MASA_COVID-19 : ACTUALISATION DE LA FAQ POUR L’ENSEIGNEMENT TECHNIQUE AGRICOLE

La FAQ Covid-19 pour l’enseignement technique agricole a été actualisée  FAQ Covid-19 Enseignement technique agricole (version du 26 août 2022).

Cette  version intègre les éléments de la FAQ du ministère de l’Éducation nationale et de la Jeunesse (version du 24 août 2022) et, compte tenu de la situation sanitaire, retient, à compter de la rentrée scolaire pour l’ensemble du territoire national, l’application du niveau socle pour la mise en œuvre du protocole prévu par la note de service n°2022-555 du 19 juillet 2022.

Ce niveau prévoit des cours en présentiel et le déroulement des activités physiques et sportives sans restrictions. Le port du masque n’est pas obligatoire pour les élèves et les personnels.

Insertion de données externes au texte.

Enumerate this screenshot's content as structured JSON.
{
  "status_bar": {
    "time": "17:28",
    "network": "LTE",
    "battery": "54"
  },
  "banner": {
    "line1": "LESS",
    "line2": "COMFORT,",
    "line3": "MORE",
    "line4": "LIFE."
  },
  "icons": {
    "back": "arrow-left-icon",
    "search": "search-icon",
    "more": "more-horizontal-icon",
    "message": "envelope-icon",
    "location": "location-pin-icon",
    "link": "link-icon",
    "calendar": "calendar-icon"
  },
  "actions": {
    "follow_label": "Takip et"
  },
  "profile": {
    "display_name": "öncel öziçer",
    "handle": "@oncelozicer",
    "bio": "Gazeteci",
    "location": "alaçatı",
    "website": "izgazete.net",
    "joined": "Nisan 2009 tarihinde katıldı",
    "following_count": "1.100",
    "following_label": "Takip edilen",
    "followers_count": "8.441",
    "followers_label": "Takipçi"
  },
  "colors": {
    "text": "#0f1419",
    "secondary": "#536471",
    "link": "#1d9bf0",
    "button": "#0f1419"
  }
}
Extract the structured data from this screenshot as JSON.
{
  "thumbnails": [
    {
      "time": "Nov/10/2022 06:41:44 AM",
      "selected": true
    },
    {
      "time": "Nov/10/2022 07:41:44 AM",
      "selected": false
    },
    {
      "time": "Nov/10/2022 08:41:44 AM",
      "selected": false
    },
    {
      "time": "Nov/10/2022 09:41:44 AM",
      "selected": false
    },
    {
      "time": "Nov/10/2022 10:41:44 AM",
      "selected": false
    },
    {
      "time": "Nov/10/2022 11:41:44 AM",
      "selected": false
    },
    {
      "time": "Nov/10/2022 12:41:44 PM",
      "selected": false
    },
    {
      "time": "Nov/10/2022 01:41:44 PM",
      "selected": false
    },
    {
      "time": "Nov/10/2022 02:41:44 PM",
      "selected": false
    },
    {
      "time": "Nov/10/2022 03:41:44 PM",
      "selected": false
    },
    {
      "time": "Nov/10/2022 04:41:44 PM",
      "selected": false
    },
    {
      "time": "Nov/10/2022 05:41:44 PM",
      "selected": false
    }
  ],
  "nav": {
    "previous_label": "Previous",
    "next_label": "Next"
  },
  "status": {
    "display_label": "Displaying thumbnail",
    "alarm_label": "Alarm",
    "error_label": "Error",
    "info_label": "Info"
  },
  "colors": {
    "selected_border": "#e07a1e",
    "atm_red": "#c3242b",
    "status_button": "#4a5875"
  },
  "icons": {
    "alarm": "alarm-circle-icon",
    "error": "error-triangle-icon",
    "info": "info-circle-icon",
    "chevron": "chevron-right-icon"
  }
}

Toutefois, il demeure fortement recommandé pour les personnes symptomatiques, les contacts à risque, les cas confirmés après leur période d’isolement et les personnes à risque de forme grave.

Par ailleurs, le respect des gestes barrières demeure recommandé, en particulier :
– le lavage régulier des mains ou la mise à disposition de produits hydroalcooliques ;
– l’aération fréquente des locaux (10 minutes toutes les heures) ;
– le nettoyage des sols et des grandes surfaces une fois par jour et une désinfection régulière des surfaces fréquemment touchées.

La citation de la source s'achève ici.